Techniques traditionnelles
Cette manière de travailler facilite également le choix des techniques traditionnelles. Avec une approche à grande échelle, la technologie moderne s’impose rapidement. Pour le petit producteur, il reste possible de tirer profit de cette technologie tout en privilégiant une approche artisanale et naturelle. Une des techniques les plus étonnantes qui reste d’actualité au Portugal est la fermentation du raisin dans des cuves ouvertes, associée ou non au foulage des raisins aux pieds. Cette méthode permet une extraction douce et contrôlée des arômes des raisins.

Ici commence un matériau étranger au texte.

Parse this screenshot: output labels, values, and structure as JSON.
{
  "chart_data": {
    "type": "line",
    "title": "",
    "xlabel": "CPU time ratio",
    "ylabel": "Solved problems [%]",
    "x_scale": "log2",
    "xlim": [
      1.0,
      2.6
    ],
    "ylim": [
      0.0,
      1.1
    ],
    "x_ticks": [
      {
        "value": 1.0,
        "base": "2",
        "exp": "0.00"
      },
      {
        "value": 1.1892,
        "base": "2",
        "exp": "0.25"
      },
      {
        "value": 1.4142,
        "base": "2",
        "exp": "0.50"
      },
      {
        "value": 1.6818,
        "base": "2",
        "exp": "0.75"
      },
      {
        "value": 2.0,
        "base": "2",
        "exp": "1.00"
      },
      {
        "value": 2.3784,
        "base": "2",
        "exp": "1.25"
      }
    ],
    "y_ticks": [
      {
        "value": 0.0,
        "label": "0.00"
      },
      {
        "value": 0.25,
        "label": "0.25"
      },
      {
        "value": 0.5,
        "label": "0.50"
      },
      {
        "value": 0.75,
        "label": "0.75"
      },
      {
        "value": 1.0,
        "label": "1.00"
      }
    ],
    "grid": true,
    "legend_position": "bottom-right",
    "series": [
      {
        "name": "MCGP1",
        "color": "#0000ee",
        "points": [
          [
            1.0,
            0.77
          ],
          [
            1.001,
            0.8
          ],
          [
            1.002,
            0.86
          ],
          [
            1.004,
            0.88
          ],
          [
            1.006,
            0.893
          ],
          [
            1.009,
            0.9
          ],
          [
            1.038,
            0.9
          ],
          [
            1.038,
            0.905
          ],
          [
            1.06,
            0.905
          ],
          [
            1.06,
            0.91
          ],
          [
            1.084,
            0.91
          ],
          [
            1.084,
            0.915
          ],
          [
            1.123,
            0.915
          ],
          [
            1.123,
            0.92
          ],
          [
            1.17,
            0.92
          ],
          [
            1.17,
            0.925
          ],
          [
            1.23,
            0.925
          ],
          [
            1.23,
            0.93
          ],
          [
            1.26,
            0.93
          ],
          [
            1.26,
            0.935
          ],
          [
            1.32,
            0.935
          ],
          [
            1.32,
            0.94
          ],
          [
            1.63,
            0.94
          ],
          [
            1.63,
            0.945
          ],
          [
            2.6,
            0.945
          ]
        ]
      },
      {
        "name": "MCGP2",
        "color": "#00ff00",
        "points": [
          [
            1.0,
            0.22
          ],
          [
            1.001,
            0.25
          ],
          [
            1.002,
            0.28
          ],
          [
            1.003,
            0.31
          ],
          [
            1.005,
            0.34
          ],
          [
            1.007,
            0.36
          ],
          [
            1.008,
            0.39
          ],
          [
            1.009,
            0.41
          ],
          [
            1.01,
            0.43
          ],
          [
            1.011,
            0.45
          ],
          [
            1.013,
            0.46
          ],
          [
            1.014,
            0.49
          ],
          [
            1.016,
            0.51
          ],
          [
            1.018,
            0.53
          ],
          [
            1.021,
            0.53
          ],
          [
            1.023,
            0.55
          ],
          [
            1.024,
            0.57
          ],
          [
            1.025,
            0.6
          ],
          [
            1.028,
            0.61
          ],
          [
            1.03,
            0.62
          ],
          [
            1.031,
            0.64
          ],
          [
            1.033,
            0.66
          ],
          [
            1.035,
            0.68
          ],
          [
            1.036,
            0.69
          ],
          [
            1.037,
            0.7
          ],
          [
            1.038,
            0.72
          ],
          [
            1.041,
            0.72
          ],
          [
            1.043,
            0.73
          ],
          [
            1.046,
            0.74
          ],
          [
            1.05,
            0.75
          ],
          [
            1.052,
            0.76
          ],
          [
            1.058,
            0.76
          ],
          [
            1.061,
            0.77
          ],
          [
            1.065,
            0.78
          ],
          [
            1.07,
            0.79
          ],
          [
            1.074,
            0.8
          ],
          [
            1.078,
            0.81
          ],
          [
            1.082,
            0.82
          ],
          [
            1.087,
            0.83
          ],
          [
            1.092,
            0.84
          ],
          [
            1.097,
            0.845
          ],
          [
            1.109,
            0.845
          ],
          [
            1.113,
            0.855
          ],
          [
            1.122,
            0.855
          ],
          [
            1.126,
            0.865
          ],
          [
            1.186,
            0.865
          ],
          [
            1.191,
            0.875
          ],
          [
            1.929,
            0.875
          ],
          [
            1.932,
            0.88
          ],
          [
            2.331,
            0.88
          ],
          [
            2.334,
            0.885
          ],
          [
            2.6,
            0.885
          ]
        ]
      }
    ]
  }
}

En outre, de nombreux producteurs travaillent encore aujourd’hui avec une fermentation dans des amphores en terre cuite. Il n’est pas rare d’apercevoir ce type de contenant à côté de cuves en inox ou en béton, voire de grands foudres en bois. Selon le style de vin recherché, la méthode la plus adaptée sera choisie.

 

Nous trouvons aujourd’hui au Portugal un mélange fascinant entre vins plus modernes et vins traditionnels. Et dans les vins de qualité, on retrouve une fraîcheur qui n’est rendue possible que par ce climat atlantique. Cela leur donne une valeur ajoutée gastronomique qui attire de plus en plus d’amoureux du vin.